The Toronto Hunt Club was established in 1843 as a fox hunting club by British Army officers of the Toronto garrison (Fort York). It held gymkhana equestrian events at various sites around Toronto. In 1895, it acquired its first permanent home in a rural area east of the city in Scarborough, between Kingston Road and Lake Ontario.

In 1898, the Scarborough radial line was extended eastward to the site, and soon the area became a cottage district and then a streetcar suburb of Toronto. This forced the equestrian activities to move further afield. As a result, the horses were moved in 1907 to a property in Thornhill (Steeles' Corner at Steeles Avenue and Yonge Street) called "Green Bush Lodge".
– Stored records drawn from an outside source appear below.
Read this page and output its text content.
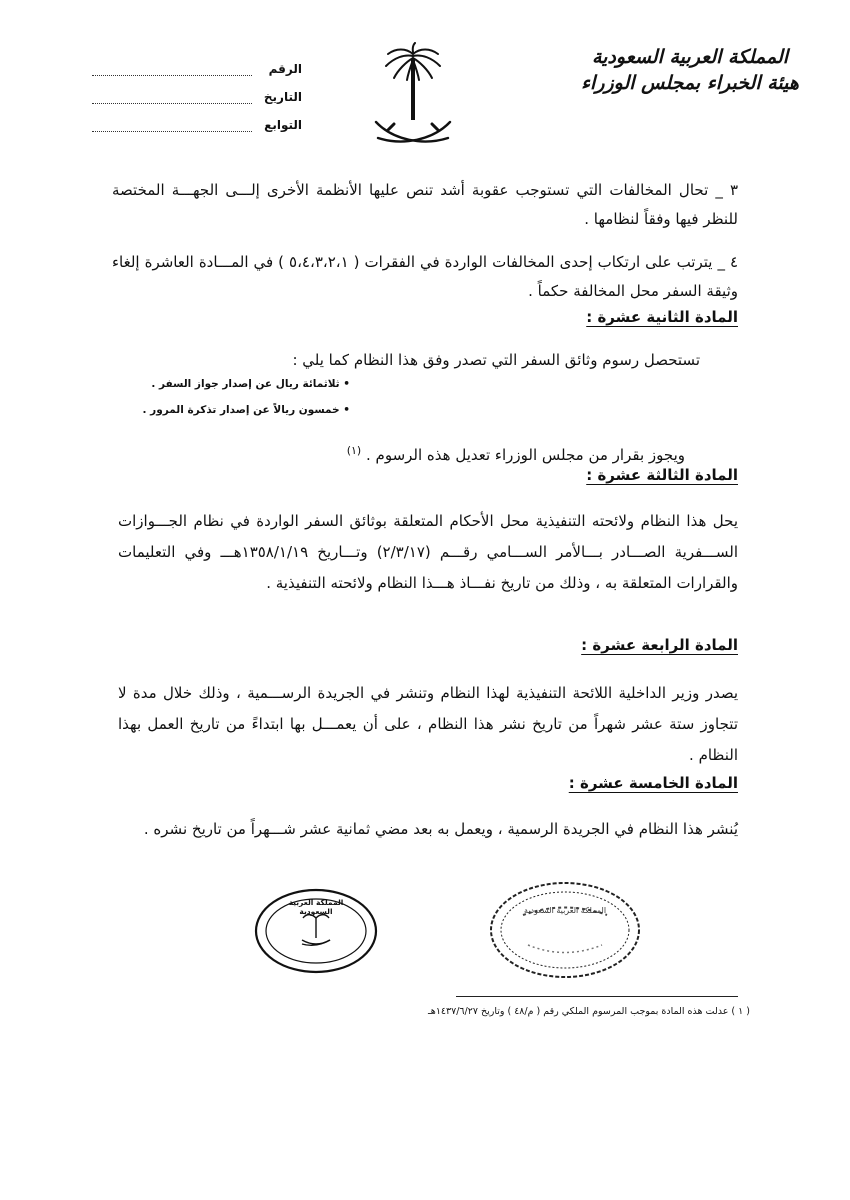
المملكة العربية السعودية
هيئة الخبراء بمجلس الوزراء
الرقم
التاريخ
التوابع
٣ _ تحال المخالفات التي تستوجب عقوبة أشد تنص عليها الأنظمة الأخرى إلـــى الجهـــة المختصة للنظر فيها وفقاً لنظامها .
٤ _ يترتب على ارتكاب إحدى المخالفات الواردة في الفقرات ( ٥،٤،٣،٢،١ ) في المـــادة العاشرة إلغاء وثيقة السفر محل المخالفة حكماً .
المادة الثانية عشرة :
تستحصل رسوم وثائق السفر التي تصدر وفق هذا النظام كما يلي :
• ثلاثمائة ريال عن إصدار جواز السفر .
• خمسون ريالاً عن إصدار تذكرة المرور .
ويجوز بقرار من مجلس الوزراء تعديل هذه الرسوم . $^{(١)}$
المادة الثالثة عشرة :
يحل هذا النظام ولائحته التنفيذية محل الأحكام المتعلقة بوثائق السفر الواردة في نظام الجـــوازات الســـفرية الصـــادر بـــالأمر الســـامي رقـــم (٢/٣/١٧) وتـــاريخ ١٣٥٨/١/١٩هـــ وفي التعليمات والقرارات المتعلقة به ، وذلك من تاريخ نفـــاذ هـــذا النظام ولائحته التنفيذية .
المادة الرابعة عشرة :
يصدر وزير الداخلية اللائحة التنفيذية لهذا النظام وتنشر في الجريدة الرســـمية ، وذلك خلال مدة لا تتجاوز ستة عشر شهراً من تاريخ نشر هذا النظام ، على أن يعمـــل بها ابتداءً من تاريخ العمل بهذا النظام .
المادة الخامسة عشرة :
يُنشر هذا النظام في الجريدة الرسمية ، ويعمل به بعد مضي ثمانية عشر شـــهراً من تاريخ نشره .
المملكة العربية السعودية
المملكة العربية السعودية
( ١ ) عدلت هذه المادة بموجب المرسوم الملكي رقم ( م/٤٨ ) وتاريخ ١٤٣٧/٦/٢٧هـ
During the 1920s, the Toronto Hunt Club split its pack of hounds into two groups. One group was moved to a farm in the Aurora area, and the other was moved to a property in Toronto near Eglinton Avenue.

Eglinton site

The 1929 clubhouse on Avenue Rd

In 1919, a member of the Toronto Hunt Club had established a large facility for equine sports on a then-rural site in Toronto to the northeast of Avenue Road and Eglinton Avenue. A polo arena, clubhouse and other facilities were constructed, and it became known as the Eglinton Hunt Club. In 1934, the Eglinton Hunt Club was officially recognized as a separate entity. However, the 1930s saw the club run into financial difficulties.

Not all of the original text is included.